We've spent the last seven years knowing the amount needed but haven't dented it. We will probably spend twice what is needed on stadiums. Conclusion: The city has its governmental and business priorities. They are not the benefit of the people. In fact, when one recalls the endless Larry Flynt fiascoes or remembers the Maplethorpe scandal, the realization that the federal government might actually be protecting us from the local or state government becomes a big revelation. Ironically, what should be a smaller, friendlier body of regulators either automatically lets things go the way of corporate intent or has a very warped view of how to run a city efficiently and effectively. What do they really do for us anyway; I can't tell. Can you?

As individuals, then, who are we?

We sit around in urban sprawl with the worst air quality in the nation. We refuse to look ahead but then scream when something happens to us. Most of us don't do any daily informative reading or study about our environment, our nation, our debates or the complicated and sometimes unscrupulous give and take surrounding us.

We live in corporately promoted filth and expect miracle cures for the effects on our bodies. Yet, we like to complain when government and big business run our lives. In fact, as we passively accept a more plastic world, those entities can and do control our lives. Even those truly smart, even the geniuses, throw up their hands in dismay, running from public "service" into profit-making modes or into the reclusive environments of academia and science. But all modes ultimately work together. Motives once described by words like loyalty, endurance, insight and faith are now summed up by the words "in God we trust," printed on paper money.

There are many ways we are stupid, in many forums, through many mechanisms. If we all had the ability to look back at our own lives at age 203, we could probably see our manifest stupidity. Some might take until 300 years of age. Individuals with true insight are rare, and even they are not always heroic. A lot of them just hide.

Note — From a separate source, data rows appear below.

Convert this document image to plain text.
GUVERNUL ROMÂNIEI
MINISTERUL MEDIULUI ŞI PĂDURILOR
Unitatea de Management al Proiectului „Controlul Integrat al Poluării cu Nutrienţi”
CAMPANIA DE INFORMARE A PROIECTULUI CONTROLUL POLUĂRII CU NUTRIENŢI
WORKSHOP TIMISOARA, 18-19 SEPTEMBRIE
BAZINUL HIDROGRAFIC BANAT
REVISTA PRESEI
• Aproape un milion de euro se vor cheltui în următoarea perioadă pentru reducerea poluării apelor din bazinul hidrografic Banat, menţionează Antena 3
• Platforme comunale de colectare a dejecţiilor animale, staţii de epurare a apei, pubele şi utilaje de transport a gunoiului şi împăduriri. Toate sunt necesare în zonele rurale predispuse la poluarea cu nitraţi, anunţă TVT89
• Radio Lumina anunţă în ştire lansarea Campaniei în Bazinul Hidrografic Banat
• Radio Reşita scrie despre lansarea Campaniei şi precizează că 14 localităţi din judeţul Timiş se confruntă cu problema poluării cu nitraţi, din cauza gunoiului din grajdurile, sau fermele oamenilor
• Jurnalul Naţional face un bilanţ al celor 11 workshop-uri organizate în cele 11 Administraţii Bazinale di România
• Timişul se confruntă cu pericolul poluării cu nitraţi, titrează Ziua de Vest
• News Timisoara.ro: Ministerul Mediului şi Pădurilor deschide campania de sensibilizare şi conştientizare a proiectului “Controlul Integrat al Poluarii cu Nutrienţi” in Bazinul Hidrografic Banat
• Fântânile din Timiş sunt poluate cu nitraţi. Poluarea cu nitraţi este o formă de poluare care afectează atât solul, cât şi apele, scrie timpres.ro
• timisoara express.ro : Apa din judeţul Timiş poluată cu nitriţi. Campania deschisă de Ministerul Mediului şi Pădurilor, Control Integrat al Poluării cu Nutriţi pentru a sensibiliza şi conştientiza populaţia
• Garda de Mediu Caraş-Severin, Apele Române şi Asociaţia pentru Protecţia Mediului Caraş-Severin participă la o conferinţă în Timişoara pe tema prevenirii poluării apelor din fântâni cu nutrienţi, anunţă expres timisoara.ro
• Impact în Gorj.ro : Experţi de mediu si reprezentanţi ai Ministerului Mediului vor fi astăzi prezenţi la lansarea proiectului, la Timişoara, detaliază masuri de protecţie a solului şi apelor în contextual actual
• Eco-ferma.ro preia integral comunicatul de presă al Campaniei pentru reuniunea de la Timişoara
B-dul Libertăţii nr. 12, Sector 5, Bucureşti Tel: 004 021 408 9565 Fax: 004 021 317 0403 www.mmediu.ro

Collectively, we complain and blame. Despite our successes, we remain willfully stupid. While we keep glaring around us through the barrage of radiating waves containing a greater and greater percentage of useless information and hyperlinks, we hide what's inside. So we remain stupid within ourselves. What this is: The failure of us to promote an approach of insight and depth over puddles and fluff.

It's like the recent movie with two heroes, Dumb and Dumber. Teen-agers love that movie — maybe because they realize that it's far from being the dumbest thing around.